Recovered patient’s knee (left) outfitted with radio telemetric receiver that records data from computer chip implanted during surgery on replacement knee. Patient is tracked while skiing (right) to measure stresses on the knee joint; this data provides input for computer models used for simulations.
Select figure to enlarge.

Even before Tiger Woods withdrew from the 2008 golf season after hobbling to a win at the U.S. Open, certain researchers into biomechanics were concerned about the health of his left knee.

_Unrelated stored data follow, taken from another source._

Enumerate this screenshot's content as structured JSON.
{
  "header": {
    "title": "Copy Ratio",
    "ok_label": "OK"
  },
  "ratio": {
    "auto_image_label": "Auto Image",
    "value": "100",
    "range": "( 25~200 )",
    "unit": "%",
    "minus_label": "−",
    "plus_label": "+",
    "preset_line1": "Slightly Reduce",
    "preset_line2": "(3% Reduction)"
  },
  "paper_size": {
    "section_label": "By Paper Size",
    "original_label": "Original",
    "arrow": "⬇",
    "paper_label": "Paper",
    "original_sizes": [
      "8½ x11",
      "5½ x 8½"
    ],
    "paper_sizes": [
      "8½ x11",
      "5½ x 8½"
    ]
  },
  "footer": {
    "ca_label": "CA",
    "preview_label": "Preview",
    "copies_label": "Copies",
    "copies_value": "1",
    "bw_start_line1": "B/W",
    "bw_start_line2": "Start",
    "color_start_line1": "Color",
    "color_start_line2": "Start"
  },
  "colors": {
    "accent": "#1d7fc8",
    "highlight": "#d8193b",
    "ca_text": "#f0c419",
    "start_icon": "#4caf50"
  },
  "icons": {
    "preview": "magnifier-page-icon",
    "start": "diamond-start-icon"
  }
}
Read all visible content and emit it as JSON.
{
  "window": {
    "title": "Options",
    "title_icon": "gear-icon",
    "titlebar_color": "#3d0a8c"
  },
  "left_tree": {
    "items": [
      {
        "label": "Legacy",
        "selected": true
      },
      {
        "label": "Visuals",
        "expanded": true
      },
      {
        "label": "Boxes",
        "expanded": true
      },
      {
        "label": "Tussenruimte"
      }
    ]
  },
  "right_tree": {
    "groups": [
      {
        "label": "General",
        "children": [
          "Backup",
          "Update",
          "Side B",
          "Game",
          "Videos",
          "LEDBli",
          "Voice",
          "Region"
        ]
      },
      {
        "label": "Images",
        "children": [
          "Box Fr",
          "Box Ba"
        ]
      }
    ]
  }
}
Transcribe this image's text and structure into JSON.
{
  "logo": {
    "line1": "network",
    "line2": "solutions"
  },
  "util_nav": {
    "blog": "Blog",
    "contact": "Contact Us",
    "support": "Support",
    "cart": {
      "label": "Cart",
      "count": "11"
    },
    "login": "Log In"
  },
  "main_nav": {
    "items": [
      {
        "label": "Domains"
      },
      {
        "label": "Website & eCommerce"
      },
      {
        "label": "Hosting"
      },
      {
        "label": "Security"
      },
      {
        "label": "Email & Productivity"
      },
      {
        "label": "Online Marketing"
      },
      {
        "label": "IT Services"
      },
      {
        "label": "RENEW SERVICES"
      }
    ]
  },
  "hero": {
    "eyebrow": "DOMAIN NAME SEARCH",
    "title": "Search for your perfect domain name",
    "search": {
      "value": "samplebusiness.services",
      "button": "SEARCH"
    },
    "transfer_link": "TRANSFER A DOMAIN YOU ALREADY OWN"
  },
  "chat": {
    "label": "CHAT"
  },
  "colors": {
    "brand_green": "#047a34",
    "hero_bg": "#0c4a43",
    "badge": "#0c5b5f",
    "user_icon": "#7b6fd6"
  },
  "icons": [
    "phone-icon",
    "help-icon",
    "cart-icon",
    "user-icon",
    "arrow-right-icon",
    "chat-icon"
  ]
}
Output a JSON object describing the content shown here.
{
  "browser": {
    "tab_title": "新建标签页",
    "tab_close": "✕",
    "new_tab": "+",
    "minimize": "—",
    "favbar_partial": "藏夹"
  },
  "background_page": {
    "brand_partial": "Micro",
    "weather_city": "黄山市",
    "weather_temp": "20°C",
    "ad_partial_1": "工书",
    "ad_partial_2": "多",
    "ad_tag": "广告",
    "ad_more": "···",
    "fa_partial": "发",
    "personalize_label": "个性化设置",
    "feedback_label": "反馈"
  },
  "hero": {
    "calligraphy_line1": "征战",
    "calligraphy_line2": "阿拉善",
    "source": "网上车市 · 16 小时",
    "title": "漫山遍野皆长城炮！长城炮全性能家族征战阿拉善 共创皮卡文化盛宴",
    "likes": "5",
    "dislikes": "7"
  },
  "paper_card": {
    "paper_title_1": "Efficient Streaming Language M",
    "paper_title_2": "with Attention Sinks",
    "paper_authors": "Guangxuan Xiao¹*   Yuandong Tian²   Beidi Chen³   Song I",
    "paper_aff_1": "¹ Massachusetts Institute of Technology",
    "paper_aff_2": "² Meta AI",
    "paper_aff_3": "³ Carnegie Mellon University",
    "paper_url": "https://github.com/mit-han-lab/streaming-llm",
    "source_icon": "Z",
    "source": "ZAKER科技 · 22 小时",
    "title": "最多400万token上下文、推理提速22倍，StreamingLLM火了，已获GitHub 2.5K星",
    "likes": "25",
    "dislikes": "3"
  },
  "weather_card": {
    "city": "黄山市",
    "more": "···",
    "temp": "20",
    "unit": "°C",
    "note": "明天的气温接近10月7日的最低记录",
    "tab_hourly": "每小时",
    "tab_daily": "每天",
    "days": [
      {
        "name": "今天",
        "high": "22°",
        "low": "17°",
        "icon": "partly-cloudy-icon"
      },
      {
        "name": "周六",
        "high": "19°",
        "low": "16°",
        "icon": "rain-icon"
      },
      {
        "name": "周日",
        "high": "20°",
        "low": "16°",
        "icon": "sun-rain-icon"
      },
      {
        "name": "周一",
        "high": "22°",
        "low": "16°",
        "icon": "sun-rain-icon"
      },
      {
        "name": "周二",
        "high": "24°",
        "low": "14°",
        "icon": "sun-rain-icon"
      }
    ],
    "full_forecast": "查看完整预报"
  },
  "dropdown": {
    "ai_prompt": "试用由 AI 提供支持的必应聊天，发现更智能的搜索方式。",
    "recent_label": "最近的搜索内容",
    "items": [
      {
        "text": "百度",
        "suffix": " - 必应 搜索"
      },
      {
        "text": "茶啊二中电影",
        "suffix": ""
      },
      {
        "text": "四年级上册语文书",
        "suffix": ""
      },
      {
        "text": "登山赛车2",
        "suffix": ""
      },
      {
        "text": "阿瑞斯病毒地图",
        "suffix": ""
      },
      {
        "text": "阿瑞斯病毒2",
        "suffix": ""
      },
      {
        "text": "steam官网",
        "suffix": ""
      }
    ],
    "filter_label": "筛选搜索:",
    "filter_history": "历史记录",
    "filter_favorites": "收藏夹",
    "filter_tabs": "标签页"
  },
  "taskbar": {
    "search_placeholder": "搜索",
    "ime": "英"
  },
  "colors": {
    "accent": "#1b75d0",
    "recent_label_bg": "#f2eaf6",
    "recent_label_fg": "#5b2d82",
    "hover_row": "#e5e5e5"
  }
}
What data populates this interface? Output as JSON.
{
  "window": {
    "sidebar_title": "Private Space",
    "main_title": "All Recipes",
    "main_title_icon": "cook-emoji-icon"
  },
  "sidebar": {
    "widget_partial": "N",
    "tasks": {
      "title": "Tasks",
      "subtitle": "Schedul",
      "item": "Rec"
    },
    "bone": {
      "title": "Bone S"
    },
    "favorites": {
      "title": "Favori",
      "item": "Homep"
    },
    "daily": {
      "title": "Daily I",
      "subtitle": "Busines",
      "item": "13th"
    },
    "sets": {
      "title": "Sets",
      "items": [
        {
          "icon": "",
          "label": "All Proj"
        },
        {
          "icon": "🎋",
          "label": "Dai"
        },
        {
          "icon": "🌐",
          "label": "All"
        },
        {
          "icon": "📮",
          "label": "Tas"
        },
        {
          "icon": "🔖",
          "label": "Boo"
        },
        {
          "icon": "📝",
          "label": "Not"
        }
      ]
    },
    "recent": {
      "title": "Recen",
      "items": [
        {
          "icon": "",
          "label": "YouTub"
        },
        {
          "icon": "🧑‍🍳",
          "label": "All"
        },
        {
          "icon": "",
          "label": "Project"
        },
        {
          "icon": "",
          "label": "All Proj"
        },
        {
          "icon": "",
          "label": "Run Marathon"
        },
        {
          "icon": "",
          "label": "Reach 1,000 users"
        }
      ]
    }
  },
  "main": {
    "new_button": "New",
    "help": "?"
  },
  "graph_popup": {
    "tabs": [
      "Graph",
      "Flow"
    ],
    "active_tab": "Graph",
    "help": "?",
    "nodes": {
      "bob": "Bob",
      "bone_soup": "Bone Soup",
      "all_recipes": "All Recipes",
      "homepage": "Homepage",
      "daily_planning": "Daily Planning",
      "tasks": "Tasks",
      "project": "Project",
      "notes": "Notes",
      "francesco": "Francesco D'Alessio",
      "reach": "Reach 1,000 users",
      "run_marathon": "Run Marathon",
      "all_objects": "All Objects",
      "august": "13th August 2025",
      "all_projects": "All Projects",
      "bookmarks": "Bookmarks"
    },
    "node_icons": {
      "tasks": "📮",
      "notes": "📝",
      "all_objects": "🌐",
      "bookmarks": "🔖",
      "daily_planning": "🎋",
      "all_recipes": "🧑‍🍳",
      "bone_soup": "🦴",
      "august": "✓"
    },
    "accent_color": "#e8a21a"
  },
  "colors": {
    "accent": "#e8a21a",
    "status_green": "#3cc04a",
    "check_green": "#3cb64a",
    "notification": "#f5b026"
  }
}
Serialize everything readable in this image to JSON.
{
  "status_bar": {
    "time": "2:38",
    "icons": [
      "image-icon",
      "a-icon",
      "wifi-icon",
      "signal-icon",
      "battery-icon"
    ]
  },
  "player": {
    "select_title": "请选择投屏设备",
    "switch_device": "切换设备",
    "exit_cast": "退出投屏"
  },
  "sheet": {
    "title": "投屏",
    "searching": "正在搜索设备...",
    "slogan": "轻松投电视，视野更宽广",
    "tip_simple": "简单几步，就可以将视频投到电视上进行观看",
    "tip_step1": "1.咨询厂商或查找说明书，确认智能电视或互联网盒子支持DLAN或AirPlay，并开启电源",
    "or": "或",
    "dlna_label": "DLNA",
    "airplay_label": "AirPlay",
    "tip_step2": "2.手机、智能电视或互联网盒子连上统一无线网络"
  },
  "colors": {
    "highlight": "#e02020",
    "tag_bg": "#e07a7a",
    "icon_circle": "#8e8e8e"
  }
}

Woods's injury occurred around the same time that the Orthopedic Research Laboratories at the Shiley Center for Orthopaedic Research & Education (SCORE) at Scripps Clinic in California published a study of knee replacement patients who had tiny computer chip implants added at the time of surgery. The chips sent radio telemetric data to receivers that recorded the stresses on the knee joint during various activities. “Out on the golf course, the force we measured in our patients — who were nowhere close to Tiger's skill level — was four-and-a-half times their body weight on the leading knee when they were hitting a drive,” says the laboratory director, Darryl D'Lima, laboratory director.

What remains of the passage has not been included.